Readers Exchange

The ghost who got a warm reception

In Valerie Martin’s new The Ghost of the Mary Celeste, famed British author and Sherlock Holmes creator Arthur Conan Doyle is touring the United States.  Though gracious among his fans, Doyle finds every dinner, interview, lecture, or appearance to be wearyingly predictable:  the American penchant for steam heat will render him miserably warm; he will be implored to “bring back Sherlock Holmes“; he will yet again be solicited for his impressions of America.

One can sympathize; Americans’ love for cozy interior climates and Sherlock Holmes–and their self-assurance–are documented. 

Mary Celeste stampAnd so is the Mary Celeste, an actual American ship discovered intact and adrift east of the Azores in 1872 with captain, crew, and the captain’s wife and daughter missing.  The vessel’s enigmatic fate inspired an 1884 tale by Doyle titled “J. Habakuk Jephson’s Statement”.  Appearing in the well-regarded Cornhill magazine, the story (though not attributed to Doyle at the time) paid the author well.  Since the account plays a role in Martin’s multifaceted novel, readers, too, are handsomely rewarded.

Doyle’s melodramatic yarn is just one player in the story encompassing a tragic seafaring clan, a heartrendingly tender couple, a resolute female journalist, a long-missing diary, and a charismatic young woman seemingly mystified by her ability to receive messages from the dead. 

The ghost in the title isn’t one that haunts the vessel; it has more to do with the spirit of America at the time: the national obsession with psychic phenomena such as “mediums” who allegedly bridged communication between the living and the dead.  Both sea voyages and the 19th-century Spiritualism Movement attracted participants willing to venture beyond their elements–some merely extracting adventure from the experience, others forever losing their way.

I particularly enjoyed Martin’s description of Pleasant Lake, a sort of Spiritualist resort, complete with séances, clairvoyant physicians, magnetic healers, and spirit photographers.

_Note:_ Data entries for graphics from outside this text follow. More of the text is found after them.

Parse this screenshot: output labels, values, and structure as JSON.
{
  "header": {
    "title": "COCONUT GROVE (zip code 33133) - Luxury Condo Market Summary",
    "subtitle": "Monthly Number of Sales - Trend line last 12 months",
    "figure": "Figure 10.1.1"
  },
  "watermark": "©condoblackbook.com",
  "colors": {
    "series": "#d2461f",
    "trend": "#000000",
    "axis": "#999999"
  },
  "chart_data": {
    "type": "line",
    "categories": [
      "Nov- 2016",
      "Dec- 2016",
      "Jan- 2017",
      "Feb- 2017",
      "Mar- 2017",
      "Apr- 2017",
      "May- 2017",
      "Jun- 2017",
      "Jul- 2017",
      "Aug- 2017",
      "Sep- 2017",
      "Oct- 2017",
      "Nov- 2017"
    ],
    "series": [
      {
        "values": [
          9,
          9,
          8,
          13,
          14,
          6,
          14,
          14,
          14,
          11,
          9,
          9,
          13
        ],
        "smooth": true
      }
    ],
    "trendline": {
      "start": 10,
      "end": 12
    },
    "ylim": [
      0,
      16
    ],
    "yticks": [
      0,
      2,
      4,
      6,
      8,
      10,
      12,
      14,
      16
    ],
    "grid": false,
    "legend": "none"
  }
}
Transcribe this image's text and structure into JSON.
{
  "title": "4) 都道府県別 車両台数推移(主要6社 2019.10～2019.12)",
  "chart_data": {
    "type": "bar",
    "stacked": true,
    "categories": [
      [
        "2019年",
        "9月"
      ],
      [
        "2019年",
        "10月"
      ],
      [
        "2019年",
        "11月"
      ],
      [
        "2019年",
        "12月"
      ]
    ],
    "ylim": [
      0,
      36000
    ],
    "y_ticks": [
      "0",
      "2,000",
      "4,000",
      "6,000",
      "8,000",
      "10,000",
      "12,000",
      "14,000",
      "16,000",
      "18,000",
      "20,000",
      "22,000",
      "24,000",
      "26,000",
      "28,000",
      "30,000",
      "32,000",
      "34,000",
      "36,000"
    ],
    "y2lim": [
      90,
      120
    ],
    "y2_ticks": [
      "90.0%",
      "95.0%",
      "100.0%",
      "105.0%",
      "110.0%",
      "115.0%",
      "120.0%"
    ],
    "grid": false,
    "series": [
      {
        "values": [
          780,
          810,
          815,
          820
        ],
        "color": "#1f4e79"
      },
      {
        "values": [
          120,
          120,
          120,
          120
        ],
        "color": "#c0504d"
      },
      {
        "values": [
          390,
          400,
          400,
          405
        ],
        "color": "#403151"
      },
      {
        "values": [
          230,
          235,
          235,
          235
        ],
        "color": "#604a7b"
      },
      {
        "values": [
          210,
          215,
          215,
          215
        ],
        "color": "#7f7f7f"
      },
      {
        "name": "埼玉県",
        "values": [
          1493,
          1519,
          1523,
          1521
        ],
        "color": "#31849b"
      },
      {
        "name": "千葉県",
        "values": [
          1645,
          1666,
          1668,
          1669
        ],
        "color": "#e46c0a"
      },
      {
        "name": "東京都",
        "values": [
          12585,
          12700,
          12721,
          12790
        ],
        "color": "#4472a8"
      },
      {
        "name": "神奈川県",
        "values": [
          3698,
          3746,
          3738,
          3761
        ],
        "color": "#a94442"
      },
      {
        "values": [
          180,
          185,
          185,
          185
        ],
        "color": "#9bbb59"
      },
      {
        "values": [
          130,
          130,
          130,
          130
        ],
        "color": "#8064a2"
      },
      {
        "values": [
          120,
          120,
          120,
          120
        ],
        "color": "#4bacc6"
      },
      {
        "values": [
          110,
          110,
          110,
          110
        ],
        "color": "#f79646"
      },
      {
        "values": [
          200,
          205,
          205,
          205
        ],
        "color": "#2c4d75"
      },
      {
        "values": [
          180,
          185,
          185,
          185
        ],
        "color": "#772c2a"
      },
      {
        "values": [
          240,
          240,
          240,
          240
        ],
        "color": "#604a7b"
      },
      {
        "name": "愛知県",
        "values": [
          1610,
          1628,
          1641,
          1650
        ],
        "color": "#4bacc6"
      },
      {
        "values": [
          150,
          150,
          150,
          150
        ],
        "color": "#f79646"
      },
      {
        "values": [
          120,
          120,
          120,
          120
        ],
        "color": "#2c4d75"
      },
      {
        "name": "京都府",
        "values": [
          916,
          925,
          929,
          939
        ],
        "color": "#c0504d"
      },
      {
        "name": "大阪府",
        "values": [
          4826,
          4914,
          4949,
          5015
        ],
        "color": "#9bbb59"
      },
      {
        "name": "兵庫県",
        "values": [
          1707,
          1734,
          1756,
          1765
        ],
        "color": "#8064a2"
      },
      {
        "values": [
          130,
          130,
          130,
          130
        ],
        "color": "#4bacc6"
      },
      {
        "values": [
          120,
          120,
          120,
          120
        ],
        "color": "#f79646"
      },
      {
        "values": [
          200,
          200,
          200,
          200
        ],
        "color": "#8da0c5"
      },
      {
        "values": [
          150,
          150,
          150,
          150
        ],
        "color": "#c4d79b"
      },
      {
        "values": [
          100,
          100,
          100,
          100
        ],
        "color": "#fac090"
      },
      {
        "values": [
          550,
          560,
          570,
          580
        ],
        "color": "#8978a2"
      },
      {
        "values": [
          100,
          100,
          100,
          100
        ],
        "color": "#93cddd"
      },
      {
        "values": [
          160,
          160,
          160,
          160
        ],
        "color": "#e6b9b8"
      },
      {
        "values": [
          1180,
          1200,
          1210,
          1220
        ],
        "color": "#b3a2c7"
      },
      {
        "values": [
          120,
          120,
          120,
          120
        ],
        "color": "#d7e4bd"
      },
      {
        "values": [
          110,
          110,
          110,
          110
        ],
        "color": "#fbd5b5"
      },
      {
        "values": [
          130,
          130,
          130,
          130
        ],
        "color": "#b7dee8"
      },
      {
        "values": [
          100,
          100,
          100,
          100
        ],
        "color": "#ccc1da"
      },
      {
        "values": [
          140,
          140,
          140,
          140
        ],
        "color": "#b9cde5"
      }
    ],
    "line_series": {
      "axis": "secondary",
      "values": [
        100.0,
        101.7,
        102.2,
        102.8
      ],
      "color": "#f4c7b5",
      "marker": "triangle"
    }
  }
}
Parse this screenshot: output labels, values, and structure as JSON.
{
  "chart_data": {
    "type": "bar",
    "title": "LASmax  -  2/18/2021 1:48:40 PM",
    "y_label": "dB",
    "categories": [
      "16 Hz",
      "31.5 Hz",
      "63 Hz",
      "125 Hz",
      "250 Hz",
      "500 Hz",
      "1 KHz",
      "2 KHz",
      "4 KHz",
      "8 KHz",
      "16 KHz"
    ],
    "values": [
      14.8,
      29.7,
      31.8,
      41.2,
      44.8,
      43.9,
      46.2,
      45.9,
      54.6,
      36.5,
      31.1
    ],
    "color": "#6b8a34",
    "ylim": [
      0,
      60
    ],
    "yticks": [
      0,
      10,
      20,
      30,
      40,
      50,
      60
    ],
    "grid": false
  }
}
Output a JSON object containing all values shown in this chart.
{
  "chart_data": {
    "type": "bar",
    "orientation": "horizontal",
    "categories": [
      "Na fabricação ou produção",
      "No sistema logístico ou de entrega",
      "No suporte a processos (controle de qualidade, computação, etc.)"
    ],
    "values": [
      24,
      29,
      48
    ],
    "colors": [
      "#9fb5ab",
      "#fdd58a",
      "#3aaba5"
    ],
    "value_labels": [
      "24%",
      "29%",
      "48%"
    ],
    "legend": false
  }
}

Viewing artifact photos of that time, we could scoff at the obvious fakery employed to produce depictions of, say, a widower shadowed by a faint image of his wife’s “spirit”–or we could imagine how a lesser degree of sophistication combined with extreme grief could bring the possessor to find comfort in them.  Though fictional, Martin’s book reflects significant historical research and thus affords an authentic sense of this era in American history.

Some elements reflect our consciousness today.  You need only glance at a TV schedule or new book display for evidence of our fascination with the paranormal.  And as for creative attempts to portray a life beyond fact–check out all the strategically chosen, digitally altered, and idealized shots featured on Facebook profiles. 

I’m not sure what it says about me that my Facebook profile shot is a Mad Men-style cartoon of a sheath-clad, bespectacled lady clutching a coffee cup.  A friend commented, “You do know that’s not very flattering, right?”  I could only respond in the immortal words of Pigpen in A Charlie Brown Christmas: “On the contrary–I didn’t think I looked that good.”